Modelos de reembolso orientados a la prevención y la equidad

Para cerrar estas brechas, los modelos de pago basados en valor deben recompensar tanto la detección temprana como la adhesión a terapias de oxígeno a largo plazo. Algunas estrategias recomendadas son:

  1. Bonificaciones por mantener saturaciones objetivo (94‑98 % para la mayoría de pacientes, 88‑92 % en enfermedad pulmonar obstructiva crónica), incentivando el uso de oxígeno de alto flujo y la monitorización continua [80].
  2. Reembolso por programas de cribado que incluyan oxímetros de pulso en consultas ambulatorias y en comunidades vulnerables, cubriendo tanto el dispositivo como la capacitación del personal de salud [81].
  3. Tarifas diferenciales para la prestación de oxígeno en zonas de alta necesidad, ajustando los pagos según indicadores de pobreza o de acceso limitado a infraestructura eléctrica [82].
  4. Incentivos para la implementación de infraestructura (generadores, paneles solares, sistemas de almacenamiento de oxígeno) que reduzcan la vulnerabilidad a apagones y fortalezcan la cadena de suministro [62].

Perspectivas futuras

El Informe de la Comisión de Oxígeno 2025 del Lancet recomienda que los gobiernos integren la estrategia de oxígeno como una prioridad de salud pública, vinculando regulaciones, financiamiento y monitoreo de calidad en un marco unificado [62].

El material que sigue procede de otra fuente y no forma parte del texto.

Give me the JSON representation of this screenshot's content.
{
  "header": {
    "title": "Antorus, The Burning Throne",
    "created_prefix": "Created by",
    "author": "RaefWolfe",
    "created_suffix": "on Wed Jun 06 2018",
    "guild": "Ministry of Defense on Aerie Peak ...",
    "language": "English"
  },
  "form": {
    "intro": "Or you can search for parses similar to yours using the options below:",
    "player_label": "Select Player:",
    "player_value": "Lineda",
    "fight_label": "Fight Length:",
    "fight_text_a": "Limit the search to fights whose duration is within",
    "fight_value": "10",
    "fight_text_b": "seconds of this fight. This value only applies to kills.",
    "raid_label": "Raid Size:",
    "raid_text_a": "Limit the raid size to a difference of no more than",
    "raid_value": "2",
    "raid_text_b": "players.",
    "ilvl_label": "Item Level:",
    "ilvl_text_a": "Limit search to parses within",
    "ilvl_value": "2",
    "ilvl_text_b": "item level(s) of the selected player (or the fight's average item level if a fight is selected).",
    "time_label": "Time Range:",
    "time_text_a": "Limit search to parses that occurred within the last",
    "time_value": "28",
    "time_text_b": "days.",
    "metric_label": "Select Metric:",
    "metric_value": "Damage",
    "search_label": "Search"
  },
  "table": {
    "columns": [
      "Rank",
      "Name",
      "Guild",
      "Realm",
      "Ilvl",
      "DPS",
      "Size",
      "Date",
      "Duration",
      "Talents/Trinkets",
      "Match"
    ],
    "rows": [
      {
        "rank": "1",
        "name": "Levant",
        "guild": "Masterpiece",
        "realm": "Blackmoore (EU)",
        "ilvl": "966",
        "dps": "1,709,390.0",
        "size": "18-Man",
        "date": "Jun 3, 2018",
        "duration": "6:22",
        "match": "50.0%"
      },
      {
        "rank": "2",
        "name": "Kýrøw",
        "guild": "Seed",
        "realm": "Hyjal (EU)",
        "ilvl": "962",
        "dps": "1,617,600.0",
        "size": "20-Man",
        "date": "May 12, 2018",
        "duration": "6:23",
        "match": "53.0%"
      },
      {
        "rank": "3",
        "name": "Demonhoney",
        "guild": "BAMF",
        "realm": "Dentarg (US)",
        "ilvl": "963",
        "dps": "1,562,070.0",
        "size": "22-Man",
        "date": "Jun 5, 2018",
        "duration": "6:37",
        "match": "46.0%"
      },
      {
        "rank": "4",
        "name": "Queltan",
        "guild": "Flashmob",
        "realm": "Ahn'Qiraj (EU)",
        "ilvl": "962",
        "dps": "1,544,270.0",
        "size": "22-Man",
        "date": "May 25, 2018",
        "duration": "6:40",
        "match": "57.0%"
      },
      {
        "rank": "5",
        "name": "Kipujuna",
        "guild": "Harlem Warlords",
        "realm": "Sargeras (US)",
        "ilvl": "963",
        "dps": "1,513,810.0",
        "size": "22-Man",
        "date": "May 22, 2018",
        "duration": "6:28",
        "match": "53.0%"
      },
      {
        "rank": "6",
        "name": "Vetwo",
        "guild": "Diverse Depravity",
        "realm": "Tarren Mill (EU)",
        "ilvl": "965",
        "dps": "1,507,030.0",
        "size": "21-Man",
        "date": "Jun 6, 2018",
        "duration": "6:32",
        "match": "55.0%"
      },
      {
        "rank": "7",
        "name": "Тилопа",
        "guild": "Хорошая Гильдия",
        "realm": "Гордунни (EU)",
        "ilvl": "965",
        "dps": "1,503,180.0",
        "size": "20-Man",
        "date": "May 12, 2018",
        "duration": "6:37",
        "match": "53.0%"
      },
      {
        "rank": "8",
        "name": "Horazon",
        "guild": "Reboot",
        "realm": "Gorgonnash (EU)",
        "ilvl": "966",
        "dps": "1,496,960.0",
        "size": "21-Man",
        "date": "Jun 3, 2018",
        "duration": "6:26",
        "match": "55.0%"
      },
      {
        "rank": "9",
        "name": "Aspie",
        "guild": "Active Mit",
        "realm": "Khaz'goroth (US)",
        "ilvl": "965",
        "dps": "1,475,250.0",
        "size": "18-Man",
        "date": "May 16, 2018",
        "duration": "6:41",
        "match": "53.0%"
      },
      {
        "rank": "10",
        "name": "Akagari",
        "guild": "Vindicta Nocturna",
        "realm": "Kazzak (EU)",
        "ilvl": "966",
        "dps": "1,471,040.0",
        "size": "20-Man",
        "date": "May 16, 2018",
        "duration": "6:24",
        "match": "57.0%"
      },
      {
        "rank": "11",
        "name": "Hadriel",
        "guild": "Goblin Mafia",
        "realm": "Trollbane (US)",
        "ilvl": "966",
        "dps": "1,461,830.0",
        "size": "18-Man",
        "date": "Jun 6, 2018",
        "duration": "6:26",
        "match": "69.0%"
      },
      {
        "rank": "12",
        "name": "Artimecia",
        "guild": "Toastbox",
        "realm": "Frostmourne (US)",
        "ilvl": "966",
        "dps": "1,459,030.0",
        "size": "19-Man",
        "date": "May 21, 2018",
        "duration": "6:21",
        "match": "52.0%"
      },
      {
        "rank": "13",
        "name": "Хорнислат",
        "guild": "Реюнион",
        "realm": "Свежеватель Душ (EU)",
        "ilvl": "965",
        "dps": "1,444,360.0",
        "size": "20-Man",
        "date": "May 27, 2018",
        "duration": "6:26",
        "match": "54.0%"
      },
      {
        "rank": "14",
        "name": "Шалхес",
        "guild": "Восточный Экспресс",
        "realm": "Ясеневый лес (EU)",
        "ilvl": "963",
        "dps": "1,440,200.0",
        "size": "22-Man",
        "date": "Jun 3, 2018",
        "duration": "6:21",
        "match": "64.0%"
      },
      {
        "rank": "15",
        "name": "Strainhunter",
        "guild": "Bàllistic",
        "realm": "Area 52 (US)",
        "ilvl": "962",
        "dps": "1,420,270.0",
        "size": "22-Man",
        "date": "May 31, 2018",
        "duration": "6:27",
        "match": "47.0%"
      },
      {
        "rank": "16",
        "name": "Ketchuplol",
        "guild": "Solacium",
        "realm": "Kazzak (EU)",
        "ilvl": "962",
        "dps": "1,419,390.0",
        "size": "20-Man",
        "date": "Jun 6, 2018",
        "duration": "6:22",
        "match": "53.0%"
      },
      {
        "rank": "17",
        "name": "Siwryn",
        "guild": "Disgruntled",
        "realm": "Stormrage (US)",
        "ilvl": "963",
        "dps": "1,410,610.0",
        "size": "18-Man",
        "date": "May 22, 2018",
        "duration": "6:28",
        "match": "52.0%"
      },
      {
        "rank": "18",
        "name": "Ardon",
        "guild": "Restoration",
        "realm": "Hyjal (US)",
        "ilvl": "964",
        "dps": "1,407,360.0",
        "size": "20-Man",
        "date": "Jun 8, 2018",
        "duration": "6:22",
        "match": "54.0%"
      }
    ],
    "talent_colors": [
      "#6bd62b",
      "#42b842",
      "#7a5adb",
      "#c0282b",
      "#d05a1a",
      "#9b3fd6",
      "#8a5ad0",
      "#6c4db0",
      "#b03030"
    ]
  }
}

Adoptar esquemas de reembolso basados en resultados y financiación sostenible de infraestructura permitirá una respuesta más ágil ante emergencias respiratorias (p.ej., pandemias) y reducirá la mortalidad atribuida a la hipoxemia, especialmente en poblaciones subatendidas. La alineación de regulaciones, políticas de pago y procesos de suministro constituye la base para garantizar que todos los pacientes tengan acceso seguro, continuo y equitativo a la terapia de oxígeno.